Plus d’un an après le passage du cyclone Chido, les entreprises de Mayotte évoluent dans un climat jugé « incertain » par l’Institut d’émission des départements d’outre-mer (Iedom). Dans un rapport récent, l’organisme souligne la faiblesse persistante des trésoreries, l’augmentation des charges d’exploitation et une dépendance accrue à la commande publique, qui représente près de 70 % de l’activité locale.

Le secteur du bâtiment, censé profiter en priorité de la reconstruction, connaît un ralentissement malgré des carnets de commandes remplis. Les entreprises ont avancé les frais de réparation de leurs équipements en attendant les indemnisations des assurances, ce qui pèse lourdement sur leur situation financière. À cela s’ajoutent des difficultés de recrutement et un fort turnover, dans un territoire confronté à un manque d’attractivité et à des contraintes administratives sur les titres de séjour.

Retards de paiement et nouvelles taxes compliquent la reprise

Depuis le 1er janvier 2026, une taxe sur les matériaux de construction importés hors Union européenne – acier, aluminium, ciment notamment alourdit encore les coûts. Or, ces approvisionnements extra-européens étaient privilégiés pour leur prix et leurs délais plus compétitifs. Parallèlement, les retards de paiement des collectivités, déjà importants avant le cyclone, sont devenus « hors normes », accentuant la tension sur les trésoreries.

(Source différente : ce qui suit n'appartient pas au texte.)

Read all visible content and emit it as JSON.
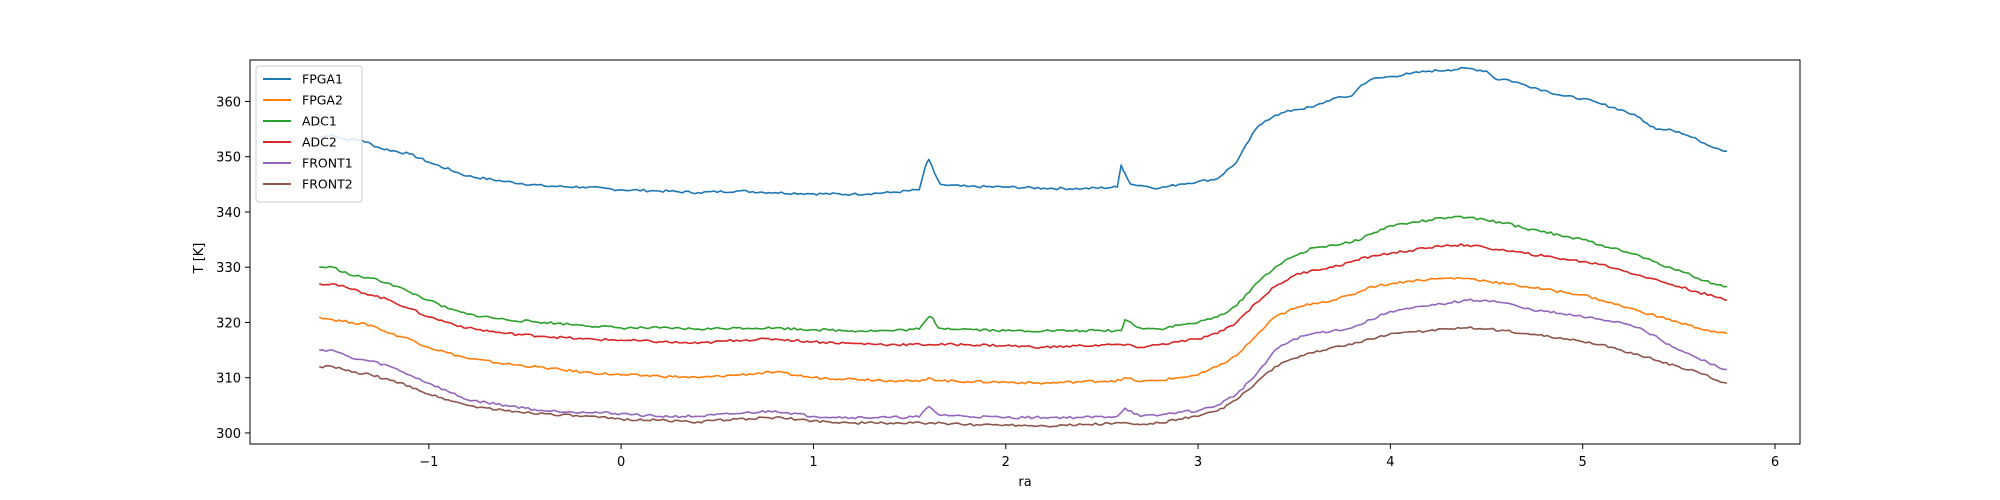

L’Iedom rappelle que l’économie mahoraise était déjà fragilisée par une succession de chocs depuis 2020 : crise sanitaire, perturbations logistiques, insécurité, pénurie d’eau et mouvements sociaux. Si la loi d’urgence adoptée en 2025 a permis d’éviter une vague immédiate de défaillances, les difficultés structurelles persistent. La loi de refondation votée en août, qui prévoit notamment une zone franche et des investissements dans le logement et les infrastructures, pourrait améliorer l’environnement économique. Mais son efficacité dépendra, prévient l’institut, de sa mise en œuvre rapide et adaptée aux besoins des entreprises locales.